Michigan Airman provides PPE to frontline workers

By Tech. Sgt. Jason Boyd 110th Wing

BATTLE CREEK, Mich. – With the COVID-19 outbreak, many people are trying to keep busy and stay safe. For some, it’s getting more exercise, cleaning the house and ensuring they have the essentials to get by until things get back to some sort of normal. For one Airman with the Michigan Air National Guard, it’s finding a way to help any way he can.

Staff Sgt. Jacob Rader, an operations intelligence analyst, 110th Operations Group, Battle Creek Air National Guard Base, has come up with a way to provide comfort to those on the front line by using a 3D printer to create face shields.

Rader says he bought the printer for Christmas and when all of this started, he decided this would be a good way to put it to use.

“I had been reading about others who had been creating masks and other equipment and decided to start printing a few test models to see how they turned out and to have on hand,” Rader said.

A 3D printer is very much like an inkjet printer operated from a computer. It builds up a 3D model one layer at a time, from the bottom upward, by repeatedly printing over the same area in a method known as fused depositional modeling.
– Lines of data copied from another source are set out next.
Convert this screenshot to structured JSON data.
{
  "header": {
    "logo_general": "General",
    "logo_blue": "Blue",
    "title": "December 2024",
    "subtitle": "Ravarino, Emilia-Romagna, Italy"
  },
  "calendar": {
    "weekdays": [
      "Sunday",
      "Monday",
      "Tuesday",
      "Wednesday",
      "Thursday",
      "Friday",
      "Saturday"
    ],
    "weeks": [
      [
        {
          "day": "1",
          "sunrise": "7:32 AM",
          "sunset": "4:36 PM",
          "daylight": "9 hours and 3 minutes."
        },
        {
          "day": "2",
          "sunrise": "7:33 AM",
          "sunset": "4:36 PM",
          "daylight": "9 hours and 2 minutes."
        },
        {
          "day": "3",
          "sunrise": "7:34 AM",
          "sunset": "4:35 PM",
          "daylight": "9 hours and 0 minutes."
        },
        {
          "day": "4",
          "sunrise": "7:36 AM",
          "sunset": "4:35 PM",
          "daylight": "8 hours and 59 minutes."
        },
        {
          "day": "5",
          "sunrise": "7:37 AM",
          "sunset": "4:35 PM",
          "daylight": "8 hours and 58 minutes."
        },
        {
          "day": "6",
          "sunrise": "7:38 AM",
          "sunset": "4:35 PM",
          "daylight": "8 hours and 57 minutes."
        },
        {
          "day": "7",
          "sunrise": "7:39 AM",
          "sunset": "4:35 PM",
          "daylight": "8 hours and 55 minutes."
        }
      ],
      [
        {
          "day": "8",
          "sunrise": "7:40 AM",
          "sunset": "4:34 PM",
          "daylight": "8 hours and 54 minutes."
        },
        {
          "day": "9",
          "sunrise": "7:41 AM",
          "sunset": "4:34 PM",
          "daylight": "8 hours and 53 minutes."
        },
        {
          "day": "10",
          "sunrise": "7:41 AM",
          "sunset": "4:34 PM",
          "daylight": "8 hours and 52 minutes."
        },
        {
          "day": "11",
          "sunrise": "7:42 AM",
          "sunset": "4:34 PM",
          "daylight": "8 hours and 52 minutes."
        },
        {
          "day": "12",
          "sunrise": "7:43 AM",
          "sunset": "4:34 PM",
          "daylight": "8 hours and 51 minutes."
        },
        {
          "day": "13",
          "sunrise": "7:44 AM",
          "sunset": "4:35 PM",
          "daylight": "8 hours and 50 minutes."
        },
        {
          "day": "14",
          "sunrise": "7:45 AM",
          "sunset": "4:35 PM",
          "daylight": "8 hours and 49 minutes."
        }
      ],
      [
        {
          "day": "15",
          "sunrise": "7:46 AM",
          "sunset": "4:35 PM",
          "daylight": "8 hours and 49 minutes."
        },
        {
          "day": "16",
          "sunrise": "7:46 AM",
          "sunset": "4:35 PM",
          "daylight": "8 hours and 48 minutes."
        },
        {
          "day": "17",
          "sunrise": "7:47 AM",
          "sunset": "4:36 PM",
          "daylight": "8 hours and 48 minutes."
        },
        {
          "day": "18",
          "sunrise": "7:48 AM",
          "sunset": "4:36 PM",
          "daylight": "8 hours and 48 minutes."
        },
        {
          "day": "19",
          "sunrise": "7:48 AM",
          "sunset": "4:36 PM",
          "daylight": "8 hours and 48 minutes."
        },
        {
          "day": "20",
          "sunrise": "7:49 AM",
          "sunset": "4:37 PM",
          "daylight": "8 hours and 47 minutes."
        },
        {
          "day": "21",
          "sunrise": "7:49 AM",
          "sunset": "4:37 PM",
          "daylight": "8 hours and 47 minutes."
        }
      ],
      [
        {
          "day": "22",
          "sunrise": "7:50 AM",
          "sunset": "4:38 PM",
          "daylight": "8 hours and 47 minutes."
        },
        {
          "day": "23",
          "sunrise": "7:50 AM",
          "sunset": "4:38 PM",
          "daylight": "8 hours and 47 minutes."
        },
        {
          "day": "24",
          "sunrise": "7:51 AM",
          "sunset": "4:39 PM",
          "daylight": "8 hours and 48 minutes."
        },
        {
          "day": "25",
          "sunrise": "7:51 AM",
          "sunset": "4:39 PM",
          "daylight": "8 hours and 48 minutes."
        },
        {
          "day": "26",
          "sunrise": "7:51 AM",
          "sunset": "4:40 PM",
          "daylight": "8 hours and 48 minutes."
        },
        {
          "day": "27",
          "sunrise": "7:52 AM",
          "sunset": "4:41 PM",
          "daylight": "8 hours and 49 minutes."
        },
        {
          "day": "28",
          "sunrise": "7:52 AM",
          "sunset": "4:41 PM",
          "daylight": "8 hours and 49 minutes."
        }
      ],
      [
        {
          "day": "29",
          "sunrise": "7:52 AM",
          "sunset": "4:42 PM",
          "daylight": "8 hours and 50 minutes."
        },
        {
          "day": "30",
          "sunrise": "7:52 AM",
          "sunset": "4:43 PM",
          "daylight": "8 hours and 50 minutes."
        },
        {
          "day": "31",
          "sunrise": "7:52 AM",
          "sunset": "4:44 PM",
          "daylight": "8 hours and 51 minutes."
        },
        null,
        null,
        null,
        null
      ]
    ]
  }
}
The printer creates a model over hours by turning a 3D Computer-Aided Design drawing into lots of two-dimensional, cross-sectional layers – effectively separate 2D prints that sit on top of each other, but without paper in between. Instead of using ink, the printer deposits layers of molten plastic or powder and fuses them with adhesive or ultraviolet light.
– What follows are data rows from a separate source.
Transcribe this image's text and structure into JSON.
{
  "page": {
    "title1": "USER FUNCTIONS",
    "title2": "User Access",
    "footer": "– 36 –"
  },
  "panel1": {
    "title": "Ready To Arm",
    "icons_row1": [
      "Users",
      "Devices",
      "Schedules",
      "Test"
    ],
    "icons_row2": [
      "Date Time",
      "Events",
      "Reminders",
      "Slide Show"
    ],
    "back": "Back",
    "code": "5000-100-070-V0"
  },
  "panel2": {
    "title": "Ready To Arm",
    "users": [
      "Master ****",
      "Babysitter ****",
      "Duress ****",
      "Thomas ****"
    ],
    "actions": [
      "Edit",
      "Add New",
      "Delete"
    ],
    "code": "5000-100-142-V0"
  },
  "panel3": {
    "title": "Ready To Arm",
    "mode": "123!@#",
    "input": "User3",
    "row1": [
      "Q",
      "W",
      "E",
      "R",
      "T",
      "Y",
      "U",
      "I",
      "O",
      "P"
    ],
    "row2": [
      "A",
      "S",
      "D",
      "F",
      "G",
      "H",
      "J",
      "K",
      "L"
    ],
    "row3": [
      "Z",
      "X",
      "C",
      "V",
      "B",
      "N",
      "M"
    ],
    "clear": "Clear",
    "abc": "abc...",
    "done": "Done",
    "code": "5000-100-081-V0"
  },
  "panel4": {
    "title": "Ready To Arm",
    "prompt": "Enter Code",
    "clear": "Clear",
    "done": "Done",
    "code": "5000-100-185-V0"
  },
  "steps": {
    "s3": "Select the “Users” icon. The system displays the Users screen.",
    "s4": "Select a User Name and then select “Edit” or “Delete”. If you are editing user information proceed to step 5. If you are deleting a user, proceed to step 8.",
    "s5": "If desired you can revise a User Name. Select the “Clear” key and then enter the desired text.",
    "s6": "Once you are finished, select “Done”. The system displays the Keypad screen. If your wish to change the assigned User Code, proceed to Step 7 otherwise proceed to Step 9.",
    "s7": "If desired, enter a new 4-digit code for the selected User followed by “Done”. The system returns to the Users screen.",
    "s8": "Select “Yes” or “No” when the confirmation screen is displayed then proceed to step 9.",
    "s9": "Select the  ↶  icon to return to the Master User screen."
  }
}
“The face shield model I downloaded from the internet took about eight hours to print a single mask at the fastest print speed my printer could manage. I further edited the model and pared down the size to be able to print eight masks in one continuous 24-hour print session,” said Rader.

He has printed 12 face masks at a cost of about $3 each.

Rader donated them to Bronson Methodist Hospital in Kalamazoo after learning one of his coworkers had a family member working there and they were in need of more personal protective equipment.

“It started with just trying to see how they would turn out and to have on hand, but after hearing about the shortages of personal protective equipment for the medical field, I feel it is the right thing to do,” he said.